I'm guessing it was down-voted because you keep missing the point. Yes, there are work-arounds for this scenario, but the overhead in remembering the work-arounds is the problem. He's not saying you can't do it, he's saying the problem is that you have to change your setup for edge-cases, which are actually fairly common.
Indeed, edge cases keep hitting you, until you know them and howto work-around them. Is that a shell specific issue? that is a universal issue I think.

A big problem, is that people that underestimate an unknown technology, does not take the time to learn properly that technology.

Many programmers think they "know" shell (and many beginners), so they don't invert more time and tests, and then they keep facing corner cases, facing known and documented and solved issues, etc...

You are asserting, than learning bash is harder than learning the corner cases of other more advanced languages. Is that what you say? do you think that "bash" has more corner cases than ... (?)

How we can patch that? With a web shell?

Totally true, I've miss totally the point.

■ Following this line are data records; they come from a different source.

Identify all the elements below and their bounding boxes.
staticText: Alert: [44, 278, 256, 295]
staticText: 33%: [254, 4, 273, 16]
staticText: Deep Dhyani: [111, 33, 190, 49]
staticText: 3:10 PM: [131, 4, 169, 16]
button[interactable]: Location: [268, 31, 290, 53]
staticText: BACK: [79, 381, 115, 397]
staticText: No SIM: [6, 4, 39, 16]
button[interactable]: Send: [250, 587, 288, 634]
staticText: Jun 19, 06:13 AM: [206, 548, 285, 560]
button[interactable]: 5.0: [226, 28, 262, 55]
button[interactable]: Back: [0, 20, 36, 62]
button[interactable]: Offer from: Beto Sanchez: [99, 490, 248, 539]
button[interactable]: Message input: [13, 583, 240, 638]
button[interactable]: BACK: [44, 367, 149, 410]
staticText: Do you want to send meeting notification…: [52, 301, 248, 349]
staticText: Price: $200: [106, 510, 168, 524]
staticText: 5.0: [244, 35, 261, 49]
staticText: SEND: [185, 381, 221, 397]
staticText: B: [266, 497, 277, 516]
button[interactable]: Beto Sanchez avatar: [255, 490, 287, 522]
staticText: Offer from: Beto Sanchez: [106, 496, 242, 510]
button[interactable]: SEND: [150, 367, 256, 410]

It's not even so much the overhead in remembering the work-arounds, as remembering when exactly you need the work-arounds.
Shell script split on spaces (or the values of $IFS) by design.

For example, use null delimited values, because a variable (like IFS) cannot contain null bytes. Is this a workaround? I see it as pure logic.

Even understanding howto handle them, helps to understand the internal design of the shell and common external utilities.

Remembering is hard? not a "shell" specific issue... I use it daily and maybe that's why I don't face the same problems that other see so clear.

haha, yes, that's what I meant. Your phrasing is better
But, I need to remember to do that.

How about (for example):

    $ for i in $(ls | grep 'cheese\|fish' | head -n 5) ...
I'm sure there is a way to make this work correctly (take 5 filenames containing either cheese or fish), but I'd need to put more thought into making it work correctly.

  ls | grep 'cheese\|fish' | head -n 5 | while read -r i …
With Zsh:

  > touch {dark\ red,green,light\ blue}{cheese,fish\ fingers,fruit}
  > ls -1 *(cheese|fish)*([1,5])
  dark redcheese
  dark redfish fingers
  greencheese
  greenfish fingers
  light bluecheese
  > for i in *(cheese|fish)*([1,5]) ...
Since that's shell globbing, it can cope with any spaces, newlines etc.
Wow, that is quite impressive, I might have to look into this more. The advantage of using head is I only have to learn it once, to get the first n of lines or files, but it might be worth learning. Thanks.
I know 25% of the special Zsh syntax, and know of a further 25% of what exists.

I read the whole manpage some years ago, and noted down what seemed useful. I use "man zshexpn" when I forget the syntax for things like this.